Winnipeg hosted the first Canadian Junior Men’s Baseball Championship in 1965. Played at the Winnipeg Stadium from July 29 to Aug. 2, seven provinces plus Manitoba competed in a single knockout tournament for the title. The East was represented by Newfoundland, Nova Scotia, New Brunswick, Prince Edward Island and Quebec. Saskatchewan and Alberta came from the West.

Players were under 21 with the majority of Manitobans coming from teams in the Manitoba Senior League’s eastern and western divisions.
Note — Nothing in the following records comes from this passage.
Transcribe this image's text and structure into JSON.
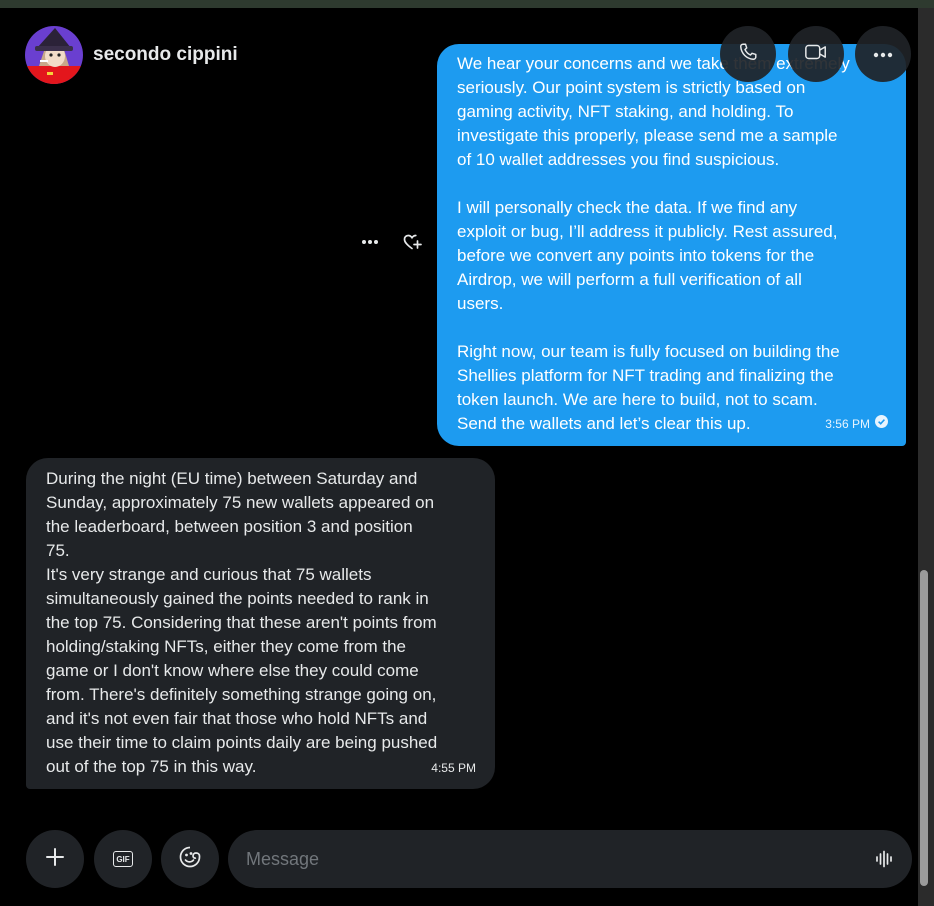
{
  "contact": {
    "name": "secondo cippini"
  },
  "header_icons": [
    "phone-icon",
    "video-icon",
    "more-icon"
  ],
  "messages": {
    "sent": {
      "lines": [
        "We hear your concerns and we take them extremely",
        "seriously. Our point system is strictly based on",
        "gaming activity, NFT staking, and holding. To",
        "investigate this properly, please send me a sample",
        "of 10 wallet addresses you find suspicious.",
        "",
        "I will personally check the data. If we find any",
        "exploit or bug, I’ll address it publicly. Rest assured,",
        "before we convert any points into tokens for the",
        "Airdrop, we will perform a full verification of all",
        "users.",
        "",
        "Right now, our team is fully focused on building the",
        "Shellies platform for NFT trading and finalizing the",
        "token launch. We are here to build, not to scam.",
        "Send the wallets and let’s clear this up."
      ],
      "time": "3:56 PM"
    },
    "received": {
      "lines": [
        "During the night (EU time) between Saturday and",
        "Sunday, approximately 75 new wallets appeared on",
        "the leaderboard, between position 3 and position",
        "75.",
        "It's very strange and curious that 75 wallets",
        "simultaneously gained the points needed to rank in",
        "the top 75. Considering that these aren't points from",
        "holding/staking NFTs, either they come from the",
        "game or I don't know where else they could come",
        "from. There's definitely something strange going on,",
        "and it's not even fair that those who hold NFTs and",
        "use their time to claim points daily are being pushed",
        "out of the top 75 in this way."
      ],
      "time": "4:55 PM"
    }
  },
  "composer": {
    "placeholder": "Message",
    "gif_label": "GIF"
  },
  "colors": {
    "accent": "#1d9bf0",
    "bubble_received": "#202327",
    "background": "#000000"
  }
}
Each team was required to have six players on the roster, who were under 18 as of Sept. 30, 1965. A team that would represent Canada in the World Junior Championship in Mexico City that fall would be selected from that group. Outfielder Mel Smith, 17, of Hamiota and first baseman Wayne Janz, 18, from St. James Canadians made the team.

In Manitoba’ s first game, Bobby Hunter of the Winnipeg Orioles threw a two-hitter and struck out 16 in a 2-1 win over Prince Edward Island. His Oriole teammate, shortstop Buzz Lamond, stole home in the third inning for the first run and Oriole third baseman Rick Simcoe then drove in the winner. Cyril MacDonald’s RBI single in the seventh inning ended Hunter’s shutout.

Manitoba reached the final by beating the highly touted Quebec team 5-3. Claude Lambert was the winning pitcher while catcher Don Smith from Hamiota led the attack with an RBI single in the first inning and two more RBIs in the sixth that scored Lamond and Brian Smith, both of whom singled. The Smiths combined for two more runs in the 8th. Quebec’s three runs came in the ninth on Don LePage’s homer.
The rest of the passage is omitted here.